Увы! Вся наша жизнь состоит из того, что мы даём ганнибаловы клятвы над книгами наших любимых писателей, не сдерживаем этих клятв и каемся.

Раскаиваться, всегда, это — удел интеллигентного русского человека.

Раскаяние, это — его занятие, его профессия, его «образ жизни».

Servus servorum[5], так сказать, «подчеловек» грезился идеалом нам, шеллеровским читателям, как теперь многим юношам грезится «сверхчеловек».

Этот идеал, навеянный тогда шеллеровскими произведениями, с течением времени, конечно, изменился, кое-где потускнел и выцвел, кое-где окрасился в более яркие цвета, кое в чём упал, кое в чём углубился, кое в чём вырос, кое в чём стал шире.

Но мягкий, тёплый свет, запавший в душу, всё же остался в ней, и мы, люди того поколения, чувствуем в душе теплоту от этих лучей.

Видеть поэзию в скромном труде, чувствовать и подмечать скромное, невидное посторонним, самопожертвование маленького труженика.

Это «шеллеровские лучи», запавшие нам в нашей юности.

Когда мы видим маленького труженика, скромного, незаметного, полезного, — нам чудится:

— Шеллеровский тип!

Мы видим поэзию в его скромном труде, мы умеем найти самопожертвование в его безвестном подвиге.

Мы лучше понимаем его.

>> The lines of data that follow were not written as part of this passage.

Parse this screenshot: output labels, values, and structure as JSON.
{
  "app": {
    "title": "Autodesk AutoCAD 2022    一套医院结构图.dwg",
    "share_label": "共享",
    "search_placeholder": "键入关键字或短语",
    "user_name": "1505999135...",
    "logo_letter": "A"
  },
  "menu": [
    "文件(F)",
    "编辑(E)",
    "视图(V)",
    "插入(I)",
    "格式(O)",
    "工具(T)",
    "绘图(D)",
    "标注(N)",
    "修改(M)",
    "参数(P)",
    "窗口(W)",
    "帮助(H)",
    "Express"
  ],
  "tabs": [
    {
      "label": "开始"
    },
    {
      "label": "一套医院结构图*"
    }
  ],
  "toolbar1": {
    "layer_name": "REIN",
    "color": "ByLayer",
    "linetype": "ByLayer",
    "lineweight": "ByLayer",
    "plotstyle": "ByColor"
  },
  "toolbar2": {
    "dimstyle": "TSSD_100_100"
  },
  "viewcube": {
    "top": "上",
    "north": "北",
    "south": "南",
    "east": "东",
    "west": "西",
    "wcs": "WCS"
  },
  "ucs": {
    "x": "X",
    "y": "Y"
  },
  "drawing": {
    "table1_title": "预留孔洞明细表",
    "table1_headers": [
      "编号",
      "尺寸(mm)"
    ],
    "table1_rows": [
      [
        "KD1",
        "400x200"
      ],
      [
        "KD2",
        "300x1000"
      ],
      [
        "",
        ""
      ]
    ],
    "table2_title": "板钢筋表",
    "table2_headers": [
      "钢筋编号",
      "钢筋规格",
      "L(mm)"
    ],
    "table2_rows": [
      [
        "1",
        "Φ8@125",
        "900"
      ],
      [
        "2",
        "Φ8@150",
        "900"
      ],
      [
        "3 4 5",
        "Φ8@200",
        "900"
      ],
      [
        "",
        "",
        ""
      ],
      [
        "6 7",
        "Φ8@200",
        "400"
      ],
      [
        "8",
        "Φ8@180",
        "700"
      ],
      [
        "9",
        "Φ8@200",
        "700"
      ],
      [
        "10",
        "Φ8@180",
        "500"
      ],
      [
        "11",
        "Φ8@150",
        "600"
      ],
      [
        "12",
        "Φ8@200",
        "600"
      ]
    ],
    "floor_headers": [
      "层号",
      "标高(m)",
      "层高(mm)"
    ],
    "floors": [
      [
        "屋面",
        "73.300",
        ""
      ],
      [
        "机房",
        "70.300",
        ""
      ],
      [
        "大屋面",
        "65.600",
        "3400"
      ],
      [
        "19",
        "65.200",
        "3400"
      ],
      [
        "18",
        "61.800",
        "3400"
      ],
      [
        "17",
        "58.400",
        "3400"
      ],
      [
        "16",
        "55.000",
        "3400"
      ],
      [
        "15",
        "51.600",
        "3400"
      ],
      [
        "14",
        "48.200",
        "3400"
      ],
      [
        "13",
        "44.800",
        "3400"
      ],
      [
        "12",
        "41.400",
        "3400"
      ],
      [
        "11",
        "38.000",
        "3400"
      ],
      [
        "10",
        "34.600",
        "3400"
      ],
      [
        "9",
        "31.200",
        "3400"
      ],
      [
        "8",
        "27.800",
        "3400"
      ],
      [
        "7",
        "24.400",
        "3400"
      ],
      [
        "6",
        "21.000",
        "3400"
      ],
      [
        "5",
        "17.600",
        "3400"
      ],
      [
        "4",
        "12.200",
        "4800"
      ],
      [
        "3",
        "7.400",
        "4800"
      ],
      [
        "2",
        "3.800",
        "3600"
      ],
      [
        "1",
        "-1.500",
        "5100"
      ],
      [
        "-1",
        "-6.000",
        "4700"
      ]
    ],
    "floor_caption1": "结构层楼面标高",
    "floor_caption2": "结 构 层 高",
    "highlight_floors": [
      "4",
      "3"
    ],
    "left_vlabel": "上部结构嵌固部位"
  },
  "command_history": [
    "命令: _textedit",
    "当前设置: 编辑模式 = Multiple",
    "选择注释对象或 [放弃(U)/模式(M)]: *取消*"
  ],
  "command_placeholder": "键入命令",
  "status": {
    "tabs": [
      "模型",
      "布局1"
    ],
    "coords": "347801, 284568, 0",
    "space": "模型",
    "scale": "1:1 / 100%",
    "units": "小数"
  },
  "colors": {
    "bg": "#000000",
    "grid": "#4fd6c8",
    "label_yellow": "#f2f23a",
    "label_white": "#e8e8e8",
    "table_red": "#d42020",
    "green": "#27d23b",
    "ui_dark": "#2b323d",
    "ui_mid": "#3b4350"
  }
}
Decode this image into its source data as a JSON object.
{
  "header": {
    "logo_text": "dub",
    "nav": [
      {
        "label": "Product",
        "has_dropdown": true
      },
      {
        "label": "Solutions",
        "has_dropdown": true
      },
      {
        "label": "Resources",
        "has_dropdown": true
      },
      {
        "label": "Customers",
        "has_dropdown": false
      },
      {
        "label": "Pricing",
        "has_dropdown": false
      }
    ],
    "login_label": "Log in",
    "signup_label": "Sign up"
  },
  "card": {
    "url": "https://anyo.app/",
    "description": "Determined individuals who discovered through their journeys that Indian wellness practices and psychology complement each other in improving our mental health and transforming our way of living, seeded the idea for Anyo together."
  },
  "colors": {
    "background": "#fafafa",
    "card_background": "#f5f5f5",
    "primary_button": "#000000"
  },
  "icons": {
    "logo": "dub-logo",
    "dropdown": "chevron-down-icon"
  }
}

Он ближе нам.

Ведь мы уж давно любим его.

Мы охотнее придём к нему на помощь, вступимся за него, если это ему нужно, если мы это можем.

И если мы спросим себя:

— Почему мне так близки, так дороги, так милы и так понятны эти люди?

Мы, быть может, с благодарностью ответим:

— Шеллер был первый, кто заставил нас полюбить этих людей.

Кто знает, быть может, если б не было Шеллера в нашей юности, — мы были бы ещё хуже, чем мы есть.

Это не был набат, призывавший к героической борьбе.

Это был утренний звонок, призывавший к труду и доброму делу, прозвучавший на заре нашей юности.

Вот minimum того, что сделал Шеллер для поколения, воспитавшегося на его произведениях.

И если в нашем поколении очень сильна ненависть, очень сильно презрение ко всему фарисейскому, ко всему показному, ко всему рекламирующему, ко всему наглому, ко всему, прикрывающемуся громкими словами, бездушному и бессердечному внутри, — быть может, и за это мы должны благодарить отчасти Шеллера.

Быть может, я сейчас с трудом рассказал бы даже содержание тех шеллеровских повестей, которые в юности перечитывал по несколько раз.

Это недостаток просто памяти.

Память сердца лучше.

Я не мог бы назвать фамилий этих героев, самые их фигуры исчезли из моей памяти, но впечатления, которые они вызывали, остались в душе.

Немного забавно самому, — я до сих пор сохранил ненависть и презрение, и величайшее отвращение к титулующим себя филантропами, к их обществам, к их затеям.

К этим благотворителям, которые, давая голодной семье корочку хлеба, спешат отдёрнуть свою святую руку, чтобы не замараться.

Тип, который так великолепно умел рисовать Шеллер. Тип, с которым было достаточно познакомиться по Шеллеру, чтоб возненавидеть на всю жизнь.

Раз как-то я увлёкся было одним благотворительным обществом. Его программой, его людьми.

Оно показалось мне не таким, как другие.

Я написал даже о нём статью, достаточно прочувствованную.

Но когда мне принесли корректуру, мне вспомнился Шеллер.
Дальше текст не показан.